Scott Morrison has correctly noted that many of the nation’s cost pressures – skyrocketing oil prices and supply chain problems – are being driven by outside forces.
Ignored is the huge amount of money sitting in household bank accounts due to government COVID-19 stimulus measures. This $240 billion is, according to the government, Treasury and the Reserve Bank, an important “buffer” for consumers.
That $240 billion is also an avenue for households to deal with higher-priced goods, further bidding up their prices and adding to inflation.
And then there is the other key stimulus working its way through the economy – low interest rates.
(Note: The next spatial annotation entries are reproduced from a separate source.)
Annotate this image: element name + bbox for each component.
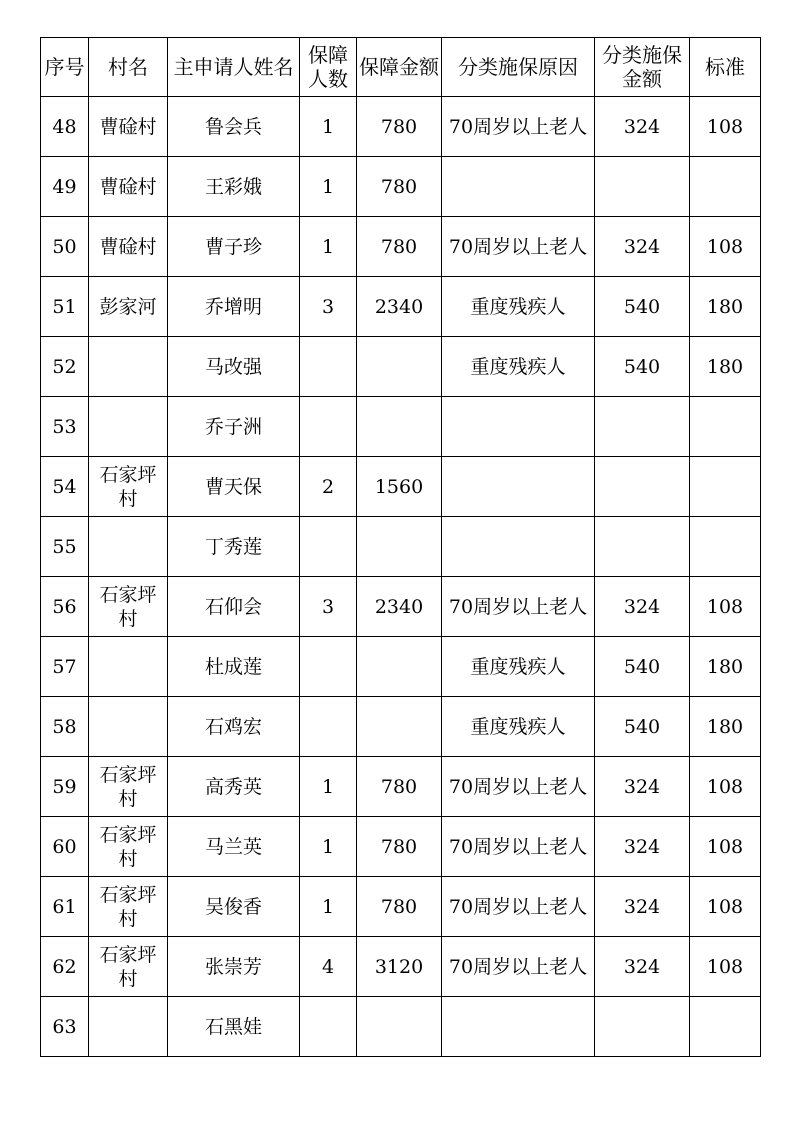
cell-category-amount: 540 xyxy=(595,277,690,337)
cell-reason: 重度残疾人 xyxy=(442,277,595,337)
cell-category-amount xyxy=(595,397,690,457)
cell-serial: 53 xyxy=(41,397,89,457)
cell-count: 1 xyxy=(300,157,357,217)
cell-amount: 780 xyxy=(357,157,442,217)
cell-standard: 108 xyxy=(690,877,761,937)
cell-standard: 180 xyxy=(690,697,761,757)
cell-standard xyxy=(690,457,761,517)
cell-standard: 108 xyxy=(690,757,761,817)
header-count: 保障人数 xyxy=(300,38,357,97)
cell-village: 彭家河 xyxy=(89,277,168,337)
cell-reason: 重度残疾人 xyxy=(442,337,595,397)
cell-category-amount: 324 xyxy=(595,937,690,997)
cell-applicant: 马改强 xyxy=(168,337,300,397)
cell-standard xyxy=(690,517,761,577)
cell-amount: 3120 xyxy=(357,937,442,997)
cell-village: 石家坪村 xyxy=(89,817,168,877)
cell-village: 曹碒村 xyxy=(89,157,168,217)
cell-reason: 70周岁以上老人 xyxy=(442,577,595,637)
cell-amount: 780 xyxy=(357,217,442,277)
cell-count xyxy=(300,697,357,757)
cell-reason: 70周岁以上老人 xyxy=(442,217,595,277)
cell-reason: 重度残疾人 xyxy=(442,637,595,697)
cell-serial: 48 xyxy=(41,97,89,157)
cell-reason: 重度残疾人 xyxy=(442,697,595,757)
relief-table xyxy=(40,37,761,1057)
table-row xyxy=(41,217,761,277)
header-serial: 序号 xyxy=(41,38,89,97)
cell-amount: 1560 xyxy=(357,457,442,517)
cell-count xyxy=(300,997,357,1057)
header-applicant: 主申请人姓名 xyxy=(168,38,300,97)
cell-amount xyxy=(357,337,442,397)
cell-standard: 180 xyxy=(690,637,761,697)
cell-serial: 61 xyxy=(41,877,89,937)
table-row xyxy=(41,877,761,937)
cell-village: 曹碒村 xyxy=(89,97,168,157)
cell-category-amount xyxy=(595,517,690,577)
cell-applicant: 丁秀莲 xyxy=(168,517,300,577)
cell-village: 石家坪村 xyxy=(89,937,168,997)
cell-applicant: 曹子珍 xyxy=(168,217,300,277)
cell-amount: 780 xyxy=(357,817,442,877)
cell-count: 3 xyxy=(300,577,357,637)
cell-amount: 2340 xyxy=(357,277,442,337)
cell-count: 3 xyxy=(300,277,357,337)
cell-count xyxy=(300,397,357,457)
cell-count: 1 xyxy=(300,217,357,277)
cell-serial: 49 xyxy=(41,157,89,217)
table-row xyxy=(41,757,761,817)
table-row xyxy=(41,277,761,337)
cell-serial: 52 xyxy=(41,337,89,397)
table-row xyxy=(41,97,761,157)
cell-applicant: 杜成莲 xyxy=(168,637,300,697)
cell-category-amount: 324 xyxy=(595,817,690,877)
cell-amount xyxy=(357,697,442,757)
table-row xyxy=(41,997,761,1057)
cell-reason xyxy=(442,397,595,457)
cell-applicant: 王彩娥 xyxy=(168,157,300,217)
cell-standard xyxy=(690,397,761,457)
cell-category-amount: 324 xyxy=(595,757,690,817)
cell-amount: 2340 xyxy=(357,577,442,637)
cell-category-amount xyxy=(595,457,690,517)
cell-reason: 70周岁以上老人 xyxy=(442,817,595,877)
cell-category-amount xyxy=(595,157,690,217)
cell-serial: 50 xyxy=(41,217,89,277)
table-row xyxy=(41,817,761,877)
cell-serial: 63 xyxy=(41,997,89,1057)
cell-standard: 180 xyxy=(690,337,761,397)
cell-category-amount: 540 xyxy=(595,697,690,757)
cell-village xyxy=(89,997,168,1057)
cell-standard: 108 xyxy=(690,577,761,637)
header-category-amount: 分类施保金额 xyxy=(595,38,690,97)
header-reason: 分类施保原因 xyxy=(442,38,595,97)
table-row xyxy=(41,697,761,757)
cell-serial: 56 xyxy=(41,577,89,637)
cell-applicant: 吴俊香 xyxy=(168,877,300,937)
cell-category-amount: 324 xyxy=(595,217,690,277)
cell-village: 曹碒村 xyxy=(89,217,168,277)
cell-serial: 57 xyxy=(41,637,89,697)
cell-village xyxy=(89,397,168,457)
cell-village: 石家坪村 xyxy=(89,457,168,517)
cell-amount: 780 xyxy=(357,757,442,817)
header-village: 村名 xyxy=(89,38,168,97)
cell-serial: 51 xyxy=(41,277,89,337)
cell-village: 石家坪村 xyxy=(89,877,168,937)
cell-reason xyxy=(442,457,595,517)
cell-village xyxy=(89,697,168,757)
cell-amount: 780 xyxy=(357,877,442,937)
cell-applicant: 马兰英 xyxy=(168,817,300,877)
cell-village xyxy=(89,637,168,697)
table-row xyxy=(41,937,761,997)
cell-category-amount xyxy=(595,997,690,1057)
cell-standard xyxy=(690,157,761,217)
cell-standard: 180 xyxy=(690,277,761,337)
cell-count xyxy=(300,637,357,697)
cell-applicant: 乔增明 xyxy=(168,277,300,337)
cell-reason: 70周岁以上老人 xyxy=(442,937,595,997)
cell-village xyxy=(89,517,168,577)
table-body xyxy=(41,97,761,1057)
cell-applicant: 石仰会 xyxy=(168,577,300,637)
cell-category-amount: 540 xyxy=(595,637,690,697)
cell-serial: 59 xyxy=(41,757,89,817)
cell-reason xyxy=(442,517,595,577)
cell-standard xyxy=(690,997,761,1057)
table-row xyxy=(41,517,761,577)
table-row xyxy=(41,457,761,517)
cell-count: 2 xyxy=(300,457,357,517)
cell-reason: 70周岁以上老人 xyxy=(442,97,595,157)
cell-amount: 780 xyxy=(357,97,442,157)
table-row xyxy=(41,157,761,217)
cell-category-amount: 540 xyxy=(595,337,690,397)
cell-reason: 70周岁以上老人 xyxy=(442,877,595,937)
cell-count xyxy=(300,517,357,577)
table-row xyxy=(41,637,761,697)
table-row xyxy=(41,397,761,457)
cell-category-amount: 324 xyxy=(595,97,690,157)
cell-count: 1 xyxy=(300,877,357,937)
cell-count: 1 xyxy=(300,757,357,817)
cell-count: 4 xyxy=(300,937,357,997)
cell-village xyxy=(89,337,168,397)
cell-amount xyxy=(357,997,442,1057)
cell-amount xyxy=(357,397,442,457)
header-row xyxy=(41,38,761,97)
cell-serial: 55 xyxy=(41,517,89,577)
cell-applicant: 高秀英 xyxy=(168,757,300,817)
table-row xyxy=(41,337,761,397)
cell-serial: 58 xyxy=(41,697,89,757)
cell-reason xyxy=(442,157,595,217)
cell-applicant: 石鸡宏 xyxy=(168,697,300,757)
cell-standard: 108 xyxy=(690,217,761,277)
cell-serial: 62 xyxy=(41,937,89,997)
cell-amount xyxy=(357,637,442,697)
cell-count xyxy=(300,337,357,397)
table-row xyxy=(41,577,761,637)
cell-count: 1 xyxy=(300,817,357,877)
cell-standard: 108 xyxy=(690,97,761,157)
cell-reason xyxy=(442,997,595,1057)
cell-applicant: 曹天保 xyxy=(168,457,300,517)
header-amount: 保障金额 xyxy=(357,38,442,97)
cell-applicant: 张崇芳 xyxy=(168,937,300,997)
cell-amount xyxy=(357,517,442,577)
cell-count: 1 xyxy=(300,97,357,157)
header-standard: 标准 xyxy=(690,38,761,97)
cell-village: 石家坪村 xyxy=(89,577,168,637)
cell-applicant: 石黑娃 xyxy=(168,997,300,1057)
cell-standard: 108 xyxy=(690,817,761,877)
cell-applicant: 乔子洲 xyxy=(168,397,300,457)
cell-reason: 70周岁以上老人 xyxy=(442,757,595,817)
cell-village: 石家坪村 xyxy=(89,757,168,817)
cell-category-amount: 324 xyxy=(595,577,690,637)
cell-serial: 54 xyxy=(41,457,89,517)
cell-category-amount: 324 xyxy=(595,877,690,937)
cell-applicant: 鲁会兵 xyxy=(168,97,300,157)
cell-serial: 60 xyxy=(41,817,89,877)
cell-standard: 108 xyxy=(690,937,761,997)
Albanese says anything less than a 5.1 per cent increase in the minimum wage is a cut in real income for the nation’s lowest paid. It would be the second consecutive year for the low paid to go backwards in real terms.
But it comes with risks given the state of the economy.
Ronnie Dunn hails from Texas. The minimum wage there is $US7.25 or $10.45, the same it has been for a decade. Inflation, at 9 per cent, is hitting the state hard.
That cost of living pressure is worthy of another song.